No. 6 – Arkansas Razorbacks
- Position: Linebacker
- Class: Junior

Personal information
- Listed height: 6 ft 1 in (1.85 m)
- Listed weight: 202 lb (92 kg)

Career information
- High school: St. John Bosco (Bellflower, California)
- College: Washington (2024); North Carolina (2025); Arkansas (2026–present);
- Stats at ESPN

= Khmori House =

American football player

Khmori House is an American college football linebacker for the Arkansas Razorbacks. He previously played for the Washington Huskies and North Carolina Tar Heels.

==Early life==
House attended St. John Bosco High School in Bellflower, California. He was rated as a four-star recruit and committed to play college football for the Washington Huskies over offers from schools such as Auburn, Colorado, and Texas.

==College career==
=== Washington ===
In week 3 of the 2024 season, House made his first career start where he notched five tackles versus rivals Washington State.
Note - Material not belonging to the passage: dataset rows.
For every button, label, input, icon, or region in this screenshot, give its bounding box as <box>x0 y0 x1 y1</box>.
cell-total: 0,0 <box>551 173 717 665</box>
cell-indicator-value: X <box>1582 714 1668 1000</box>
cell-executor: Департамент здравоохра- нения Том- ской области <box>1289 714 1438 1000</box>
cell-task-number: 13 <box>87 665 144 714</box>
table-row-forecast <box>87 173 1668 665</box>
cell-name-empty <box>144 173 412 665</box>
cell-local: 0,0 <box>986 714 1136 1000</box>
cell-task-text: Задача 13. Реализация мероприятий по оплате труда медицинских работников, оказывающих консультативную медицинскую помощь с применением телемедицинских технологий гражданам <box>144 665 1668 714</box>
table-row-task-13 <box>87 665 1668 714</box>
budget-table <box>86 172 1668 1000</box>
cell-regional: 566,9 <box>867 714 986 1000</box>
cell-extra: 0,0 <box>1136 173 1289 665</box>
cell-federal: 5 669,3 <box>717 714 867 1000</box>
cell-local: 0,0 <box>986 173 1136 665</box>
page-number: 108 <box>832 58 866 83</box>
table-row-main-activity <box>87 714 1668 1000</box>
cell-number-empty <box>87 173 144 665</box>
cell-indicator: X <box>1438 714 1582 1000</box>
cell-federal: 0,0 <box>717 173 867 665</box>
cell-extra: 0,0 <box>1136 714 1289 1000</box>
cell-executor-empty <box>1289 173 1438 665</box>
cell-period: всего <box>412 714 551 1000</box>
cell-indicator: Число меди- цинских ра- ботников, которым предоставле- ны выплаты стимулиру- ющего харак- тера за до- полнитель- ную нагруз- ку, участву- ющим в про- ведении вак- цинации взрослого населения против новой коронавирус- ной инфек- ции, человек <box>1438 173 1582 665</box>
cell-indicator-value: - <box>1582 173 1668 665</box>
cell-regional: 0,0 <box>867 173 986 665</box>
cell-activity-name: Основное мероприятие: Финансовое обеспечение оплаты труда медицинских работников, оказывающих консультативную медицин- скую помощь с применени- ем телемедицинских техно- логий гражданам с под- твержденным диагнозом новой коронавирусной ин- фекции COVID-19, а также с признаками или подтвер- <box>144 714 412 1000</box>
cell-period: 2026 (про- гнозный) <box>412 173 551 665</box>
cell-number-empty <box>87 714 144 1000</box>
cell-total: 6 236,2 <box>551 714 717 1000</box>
In week 4, he totaled three tackles and an interception in a win over Northwestern, earning Big Ten Conference freshman of the week honors. In week 11, late in the fourth quarter on 4th-and-goal at the 1-yard line, House made a huge tackle for loss to turn the ball over, helping the Huskies to a win over USC. He made five starts in 12 appearances that season, recording 33 tackles, four pass deflections, an interception, and a forced fumble. House was named a freshman all-American by College Football Network. After the season, he entered his name into the NCAA transfer portal.

=== North Carolina ===
House transferred to play for the North Carolina Tar Heels under new head coach Bill Belichick.